Closed matt-dalton closed 11 months ago
you have this option to configure the storage you prefer :) https://github.com/morrys/wora/blob/master/packages/cache-persist/src/CacheTypes.ts#L23
Once you have created the storage, can you share it here?
Ahh nice...looks super straightforward. We should be able to have a go at this shortly.
@matt-dalton how did it go? care to share the storage?
Good reminder! We eventually moved away from the idea of MMKV as a relay store because of the discussions in this thread. We ended up using react-native-quick-sqlite to store the data in a single table. The implementation here was a bit more complex, because we had to create a couple of layers to store/fetch data in the right format for the table. but it was something like:
// This can be passed into relay offline
export const sqlLiteStorage: ICacheStorage = {
multiRemove: (keys: string[]): Promise<void> => SQLiteAPI.deleteJSON(keys),
multiGet: (keys: string[]): Promise<string[][]> =>
SQLiteAPI.getJSON(keys).then((result) => {
return result || [[]]
}),
getAllKeys: (): Promise<string[]> => SQLiteAPI.getAllJSONKeys().then((result) => result || []),
multiSet: (items: KeyValuePair[]): Promise<void> => SQLiteAPI.setJSON(items),
setItem: (key: string, value: string): Promise<void> => SQLiteAPI.setJSON([key, value]),
removeItem: (key: string): Promise<void> => SQLiteAPI.deleteJSON(key),
getItem: (key: string): Promise<string> =>
SQLiteAPI.getJSON(key).then((result) => {
return result || ''
}),
}
Then here's an API layer. Note we only use quick SQLite for this specific use-case, so this is very much optimised for relay and hence not suitable for broader applications:
class SQLiteAPI {
private hasInitialized: boolean = false
async init(): Promise<void> {
// Seems to take about 200ms the first time this happens to create the DB
if (!this.hasInitialized) {
await SQLite.createTables()
this.hasInitialized = true
}
}
public async getJSON(keyOrKeys: string | string[]): Promise<string | string[][] | null> {
await this.init()
if (Array.isArray(keyOrKeys)) {
return SQLite.selectMultipleKeysFromJSON(keyOrKeys).then((result) => result || null)
}
return SQLite.selectKeyFromJSON(keyOrKeys).then((result) => (!!result ? result : null))
}
public async setJSON(keyValuePairOrArray: KeyValuePair | KeyValuePair[]): Promise<void> {
await this.init()
if (isKeyValuePairArray(keyValuePairOrArray)) {
return SQLite.upsertMultipleKeysFromJSON(keyValuePairOrArray)
}
const [key, value] = keyValuePairOrArray
return SQLite.upsertKeyFromJSON(key, value)
}
public async deleteJSON(keyOrKeys: string | string[]): Promise<void> {
await this.init()
if (Array.isArray(keyOrKeys)) {
return SQLite.deleteMultipleKeysFromJSON(keyOrKeys)
}
return SQLite.deleteKeyFromJSON(keyOrKeys)
}
public async getAllJSONKeys(): Promise<string[] | null> {
await this.init()
return SQLite.selectAllJSONKeys().then((result) => result || null)
}
}
Then you need to implement a controller/wrapper with functions that grab the JSON data (e.g. SQLite.selectAllJSONKeys()
).
We built all this fairly quickly so can almost certainly be improved.

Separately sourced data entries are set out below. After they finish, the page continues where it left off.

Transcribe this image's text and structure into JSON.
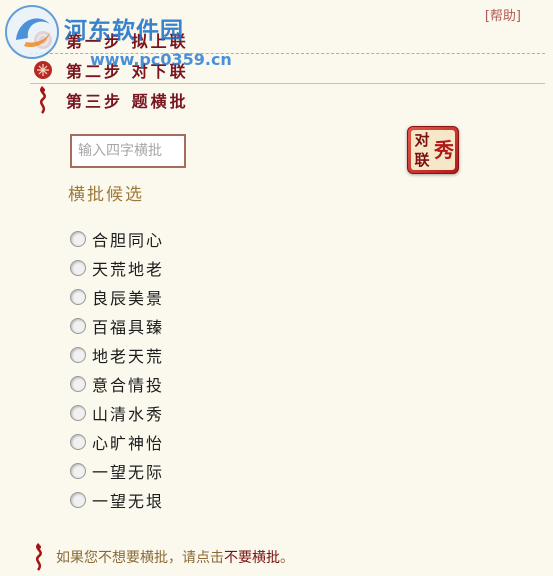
{
  "watermark": {
    "title": "河东软件园",
    "url": "www.pc0359.cn"
  },
  "help": {
    "label": "[帮助]"
  },
  "steps": [
    {
      "label": "第一步 拟上联"
    },
    {
      "label": "第二步 对下联"
    },
    {
      "label": "第三步 题横批"
    }
  ],
  "input": {
    "placeholder": "输入四字横批",
    "value": ""
  },
  "logo": {
    "chars": [
      "对",
      "秀",
      "联"
    ]
  },
  "candidates": {
    "title": "横批候选",
    "items": [
      "合胆同心",
      "天荒地老",
      "良辰美景",
      "百福具臻",
      "地老天荒",
      "意合情投",
      "山清水秀",
      "心旷神怡",
      "一望无际",
      "一望无垠"
    ]
  },
  "footer": {
    "text": "如果您不想要横批，请点击",
    "link": "不要横批",
    "end": "。"
  },
  "colors": {
    "background": "#fbf8ee",
    "step_text": "#7a1620",
    "accent_gold": "#9b7a3a",
    "help_link": "#b25a55"
  }
}
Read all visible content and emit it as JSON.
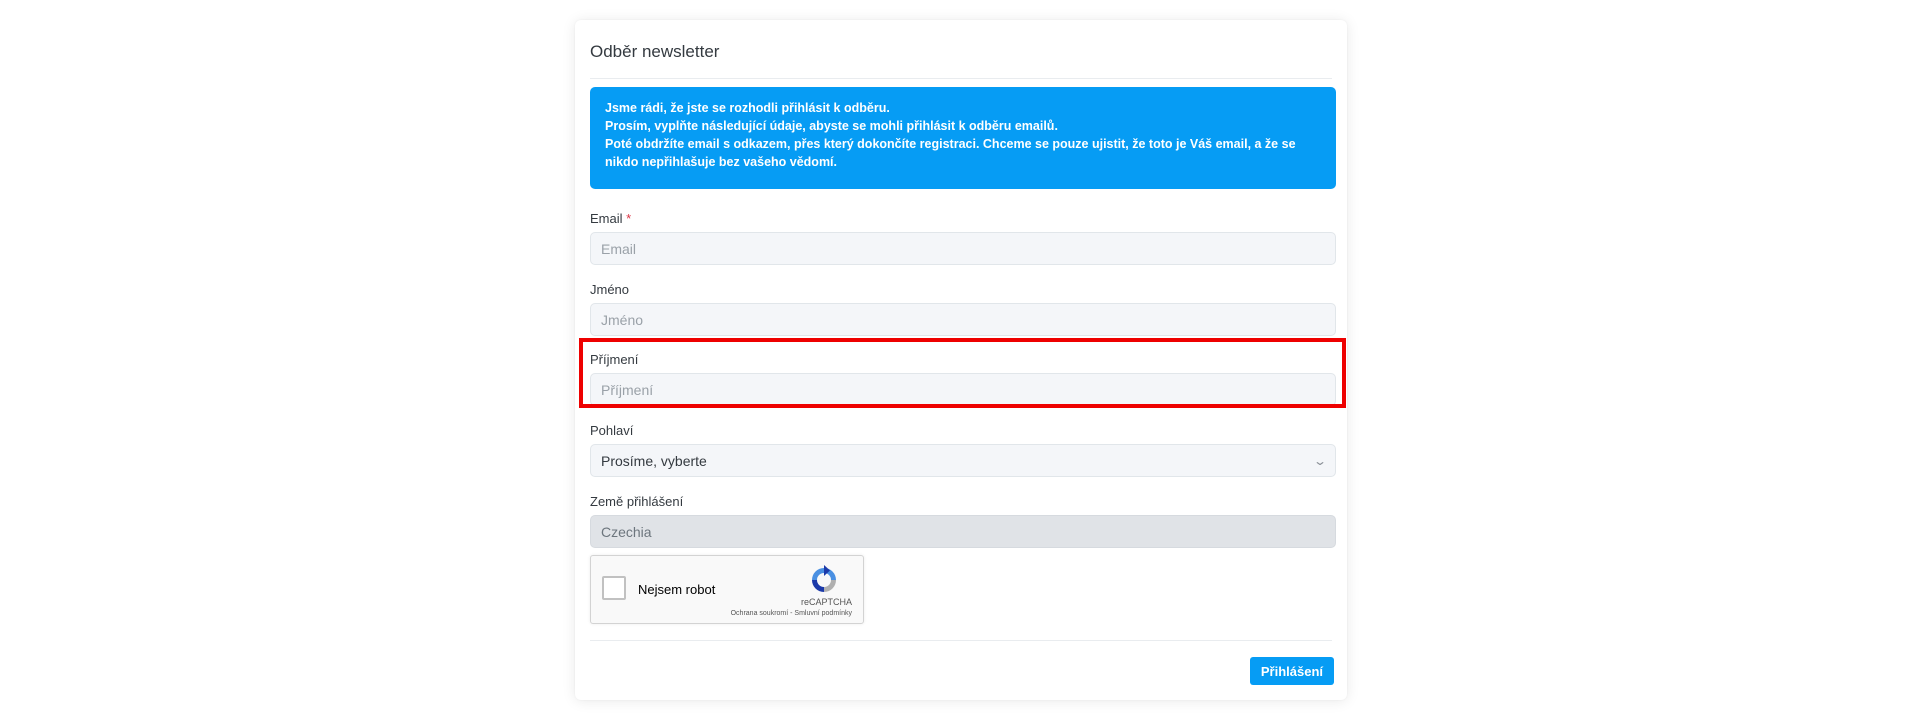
{
  "card": {
    "title": "Odběr newsletter"
  },
  "info": {
    "line1": "Jsme rádi, že jste se rozhodli přihlásit k odběru.",
    "line2": "Prosím, vyplňte následující údaje, abyste se mohli přihlásit k odběru emailů.",
    "line3": "Poté obdržíte email s odkazem, přes který dokončíte registraci. Chceme se pouze ujistit, že toto je Váš email, a že se nikdo nepřihlašuje bez vašeho vědomí."
  },
  "form": {
    "email": {
      "label": "Email",
      "required_mark": "*",
      "placeholder": "Email",
      "value": ""
    },
    "first_name": {
      "label": "Jméno",
      "placeholder": "Jméno",
      "value": ""
    },
    "last_name": {
      "label": "Příjmení",
      "placeholder": "Příjmení",
      "value": ""
    },
    "gender": {
      "label": "Pohlaví",
      "selected": "Prosíme, vyberte"
    },
    "country": {
      "label": "Země přihlášení",
      "value": "Czechia"
    }
  },
  "recaptcha": {
    "label": "Nejsem robot",
    "brand": "reCAPTCHA",
    "links": "Ochrana soukromí - Smluvní podmínky",
    "checked": false
  },
  "submit": {
    "label": "Přihlášení"
  },
  "colors": {
    "accent": "#069cf4",
    "highlight": "#ee0000",
    "required": "#dc3545"
  },
  "icons": {
    "select_arrow": "chevron-down-icon",
    "recaptcha_logo": "recaptcha-logo-icon"
  }
}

If you do want to create an MMKV version, it's much easier. You can just mimic the first file above, and use it to call MMKV fairly directly, since the API is similar.
Have you considered creating an MMKV layer for React Native apps that we use for your libraries? Async storage works well, but it involves a lot of data going over the bridge (particularly with the volume of data Relay uses), so in theory MMKV should be much more performant.
I realise you'd probably need to customise this at the cache-persist layer. If this isn't on your roadmap, is there a guide for how we might switch out the storage layer? I've seen simple files like this, but not sure how we'd plug that in at the relay offline layer.